10 Interesting Facts Behind Beatles’ ‘I Saw Her Standing There’

10 Interesting Facts Behind Beatles’ ‘I Saw Her Standing There’ | Society Of Rock Videos

via The Beatles/YouTube

The Beatles had a stunning debut with “Please Please Me”. And one of the highlights of the album was “I Saw Her Standing There”. It was written by Paul McCartney and was the opening track to the aforementioned LP. Here are ten interesting facts about it:

1. It’s a collaborative effort between McCartney and John Lennon.

It was written primarily by Macca but Lennon also helped him. They wrote it in the former’s living room after they skipped class one day.

“I wrote it with John in the front parlour of my house in 20 Forthlin Road, Allerton,” McCartney recalled. “We sagged off school and wrote it on guitars and a little bit on the piano that I had there.”

2. It was originally titled “Seventeen”.

McCartney also changed the line “She was just 17, she’d never been a beauty queen” to “She was just 17, you know what I mean.” He explained to GQ Magazine, “It makes more sense, even though you don’t know what I mean.”

3. The Beatles performed it at their Cavern Club shows and also during their two appearances on The Ed Sullivan Show.

At the end of 1962, they played the first live recording of the song at Cavern Club. It was a slower version and features Lennon on harmonica in the intro.

4. It wasn’t released as a single in the UK.

In the US, however, it was on the flip side of “I Want To Hold Your Hand”. It became their first hit in America.

5. It was one of the songs recorded in one day for “Please Please Me”.

They even recorded it under the title “Seventeen”.

“That’s Paul doing his usual good job of producing what George Martin used to call a ‘potboiler’,” Lennon said. “I helped with a couple of the lyrics.”

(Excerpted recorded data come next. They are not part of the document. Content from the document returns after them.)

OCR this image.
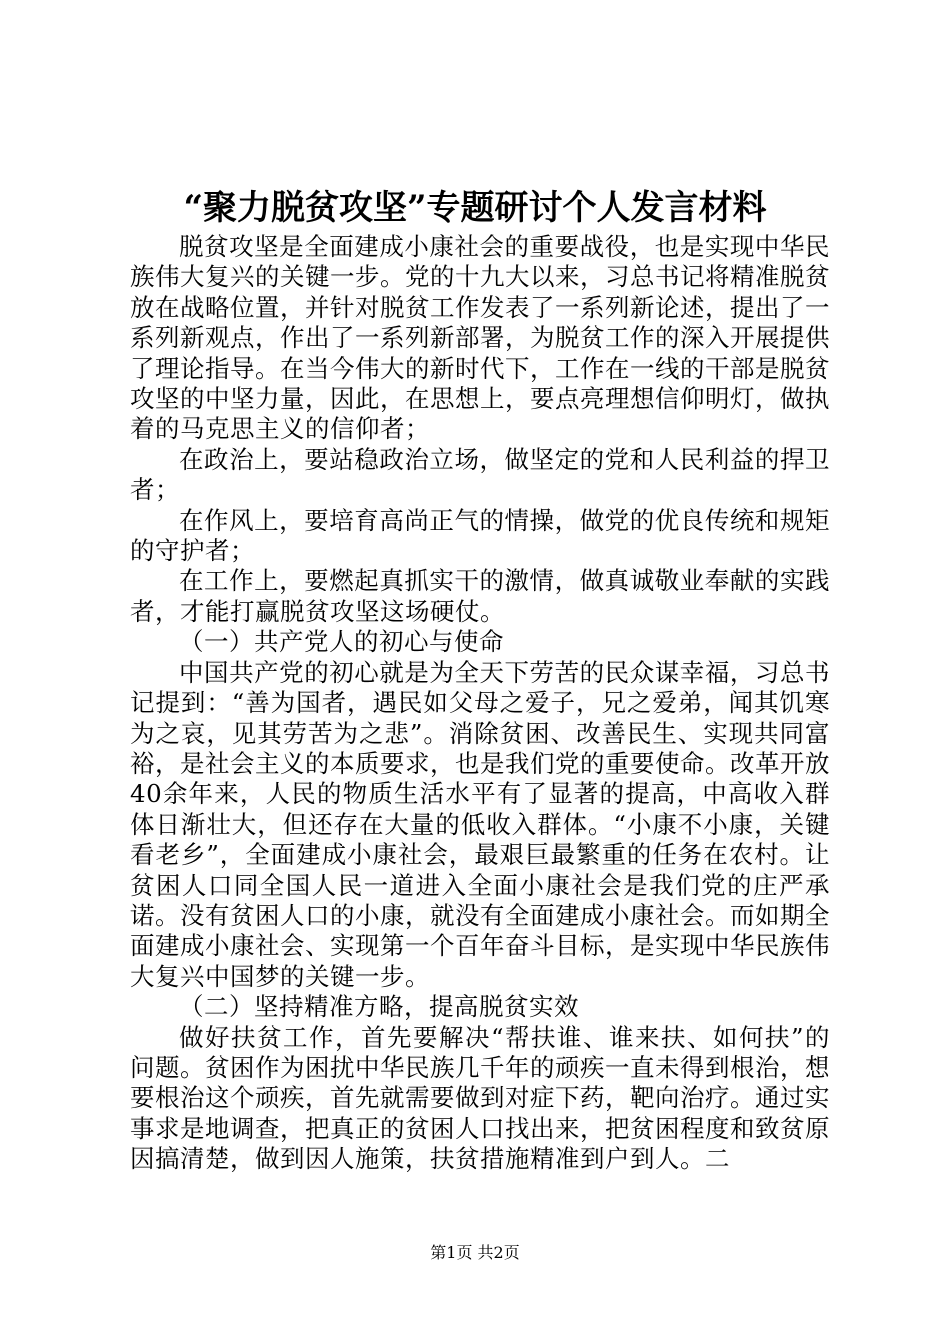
“聚力脱贫攻坚”专题研讨个人发言材料

脱贫攻坚是全面建成小康社会的重要战役，也是实现中华民族伟大复兴的关键一步。党的十九大以来，习总书记将精准脱贫放在战略位置，并针对脱贫工作发表了一系列新论述，提出了一系列新观点，作出了一系列新部署，为脱贫工作的深入开展提供了理论指导。在当今伟大的新时代下，工作在一线的干部是脱贫攻坚的中坚力量，因此，在思想上，要点亮理想信仰明灯，做执着的马克思主义的信仰者；

在政治上，要站稳政治立场，做坚定的党和人民利益的捍卫者；

在作风上，要培育高尚正气的情操，做党的优良传统和规矩的守护者；

在工作上，要燃起真抓实干的激情，做真诚敬业奉献的实践者，才能打赢脱贫攻坚这场硬仗。

（一）共产党人的初心与使命

中国共产党的初心就是为全天下劳苦的民众谋幸福，习总书记提到：“善为国者，遇民如父母之爱子，兄之爱弟，闻其饥寒为之哀，见其劳苦为之悲”。消除贫困、改善民生、实现共同富裕，是社会主义的本质要求，也是我们党的重要使命。改革开放40余年来，人民的物质生活水平有了显著的提高，中高收入群体日渐壮大，但还存在大量的低收入群体。“小康不小康，关键看老乡”，全面建成小康社会，最艰巨最繁重的任务在农村。让贫困人口同全国人民一道进入全面小康社会是我们党的庄严承诺。没有贫困人口的小康，就没有全面建成小康社会。而如期全面建成小康社会、实现第一个百年奋斗目标，是实现中华民族伟大复兴中国梦的关键一步。

（二）坚持精准方略，提高脱贫实效

做好扶贫工作，首先要解决“帮扶谁、谁来扶、如何扶”的问题。贫困作为困扰中华民族几千年的顽疾一直未得到根治，想要根治这个顽疾，首先就需要做到对症下药，靶向治疗。通过实事求是地调查，把真正的贫困人口找出来，把贫困程度和致贫原因搞清楚，做到因人施策，扶贫措施精准到户到人。二

第1页 共2页
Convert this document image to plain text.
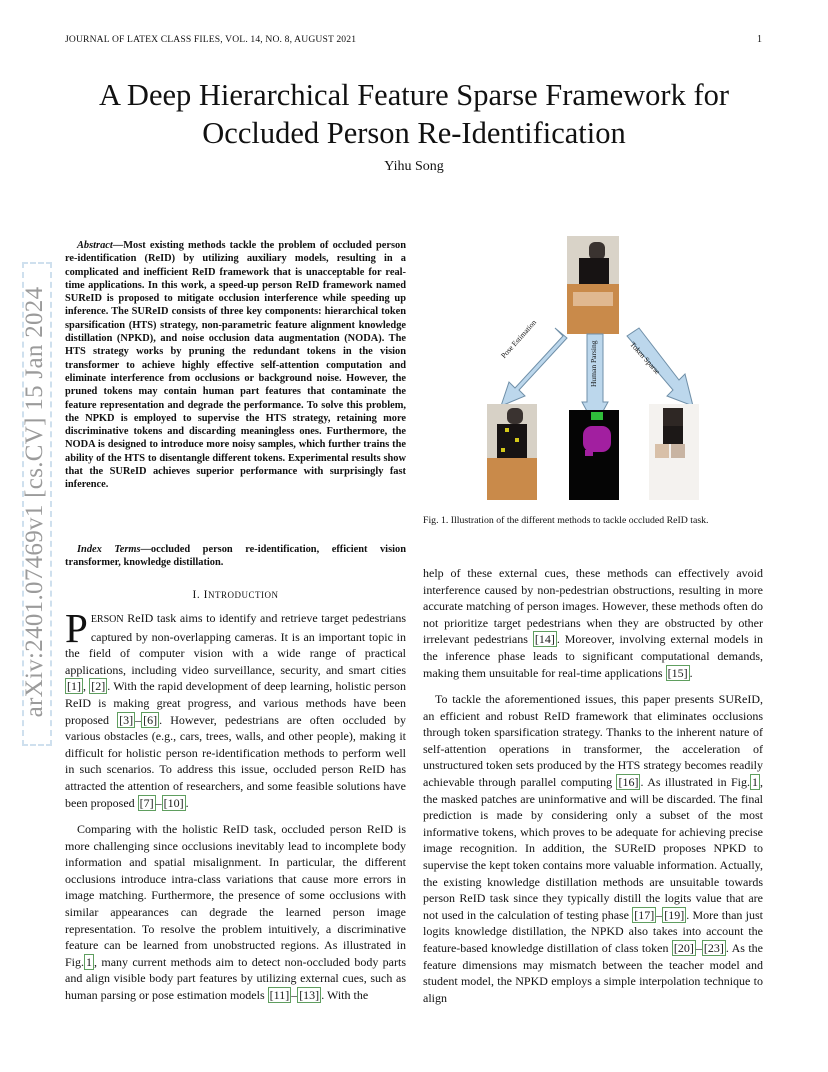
JOURNAL OF LATEX CLASS FILES, VOL. 14, NO. 8, AUGUST 2021	1
A Deep Hierarchical Feature Sparse Framework for
Occluded Person Re-Identification
Yihu Song
arXiv:2401.07469v1 [cs.CV] 15 Jan 2024
Abstract—Most existing methods tackle the problem of occluded person re-identification (ReID) by utilizing auxiliary models, resulting in a complicated and inefficient ReID framework that is unacceptable for real-time applications. In this work, a speed-up person ReID framework named SUReID is proposed to mitigate occlusion interference while speeding up inference. The SUReID consists of three key components: hierarchical token sparsification (HTS) strategy, non-parametric feature alignment knowledge distillation (NPKD), and noise occlusion data augmentation (NODA). The HTS strategy works by pruning the redundant tokens in the vision transformer to achieve highly effective self-attention computation and eliminate interference from occlusions or background noise. However, the pruned tokens may contain human part features that contaminate the feature representation and degrade the performance. To solve this problem, the NPKD is employed to supervise the HTS strategy, retaining more discriminative tokens and discarding meaningless ones. Furthermore, the NODA is designed to introduce more noisy samples, which further trains the ability of the HTS to disentangle different tokens. Experimental results show that the SUReID achieves superior performance with surprisingly fast inference.
Index Terms—occluded person re-identification, efficient vision transformer, knowledge distillation.
I. INTRODUCTION
PERSON ReID task aims to identify and retrieve target pedestrians captured by non-overlapping cameras. It is an important topic in the field of computer vision with a wide range of practical applications, including video surveillance, security, and smart cities [1] , [2] . With the rapid development of deep learning, holistic person ReID is making great progress, and various methods have been proposed [3] – [6] . However, pedestrians are often occluded by various obstacles (e.g., cars, trees, walls, and other people), making it difficult for holistic person re-identification methods to perform well in such scenarios. To address this issue, occluded person ReID has attracted the attention of researchers, and some feasible solutions have been proposed [7] – [10] .
Comparing with the holistic ReID task, occluded person ReID is more challenging since occlusions inevitably lead to incomplete body information and spatial misalignment. In particular, the different occlusions introduce intra-class variations that cause more errors in image matching. Furthermore, the presence of some occlusions with similar appearances can degrade the learned person image representation. To resolve the problem intuitively, a discriminative feature can be learned from unobstructed regions. As illustrated in Fig. 1 , many current methods aim to detect non-occluded body parts and align visible body part features by utilizing external cues, such as human parsing or pose estimation models [11] – [13] . With the
Pose Estimation
Human Parsing	Token Sparse
Fig. 1. Illustration of the different methods to tackle occluded ReID task.
help of these external cues, these methods can effectively avoid interference caused by non-pedestrian obstructions, resulting in more accurate matching of person images. However, these methods often do not prioritize target pedestrians when they are obstructed by other irrelevant pedestrians [14] . Moreover, involving external models in the inference phase leads to significant computational demands, making them unsuitable for real-time applications [15] .
To tackle the aforementioned issues, this paper presents SUReID, an efficient and robust ReID framework that eliminates occlusions through token sparsification strategy. Thanks to the inherent nature of self-attention operations in transformer, the acceleration of unstructured token sets produced by the HTS strategy becomes readily achievable through parallel computing [16] . As illustrated in Fig. 1 , the masked patches are uninformative and will be discarded. The final prediction is made by considering only a subset of the most informative tokens, which proves to be adequate for achieving precise image recognition. In addition, the SUReID proposes NPKD to supervise the kept token contains more valuable information. Actually, the existing knowledge distillation methods are unsuitable towards person ReID task since they typically distill the logits value that are not used in the calculation of testing phase [17] – [19] . More than just logits knowledge distillation, the NPKD also takes into account the feature-based knowledge distillation of class token [20] – [23] . As the feature dimensions may mismatch between the teacher model and student model, the NPKD employs a simple interpolation technique to align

6. The bass line was lifted from Chuck Berry’s “I’m Talking About You”.

“I played exactly the same notes as he did and it fitted our number perfectly,” McCartney admitted. “Even now, when I tell people about it, I find few of them believe me. Therefore I maintain that a bass riff doesn’t have to be original.”

7. It was the last song Lennon played during his final live performance at Madison Square Garden on November 28, 1974.

He introduced it by saying, “I’d like to thank Elton and the boys for having me on tonight. We tried to think of a number to finish off with so I can get out of here and be sick, and we thought we’d do a number of an old, estranged fiancé of mine, called Paul.”

He added, “This is one I never sang, it’s an old Beatle number, and we just about know it.”

8. Tom Cruise and Dustin Hoffman sang this in the 1988 American road drama film, Road Man.

9. McCartney performed it at the 1986 Prince’s Trust Rock Gala.

He was backed by an all-star band that featured Elton John, Eric Clapton, Phil Collins, Mark Knopfler, and Ray King.

“It is a good thrill playing with musicians of this calibre,” Macca noted. “Since it was a birthday thing, they wanted to do something silly at the end, and that’s me.”

10. It helped cement Lennon and McCartney’s songwriting partnership.

“Sometimes we would just start a song from scratch, but one of us would nearly always have a germ of an idea, a title or a rough little thing they were thinking about and we’d do it,” McCartney explained. “‘I Saw Her Standing There’ was my original, I’d started it and I had the first verse, which therefore gave me the tune, the tempo and the key. It gave you the subject matter, a lot of the information, and then you had to fill in.”

He continued, ” It was co-written, my idea, and we finished it that day.”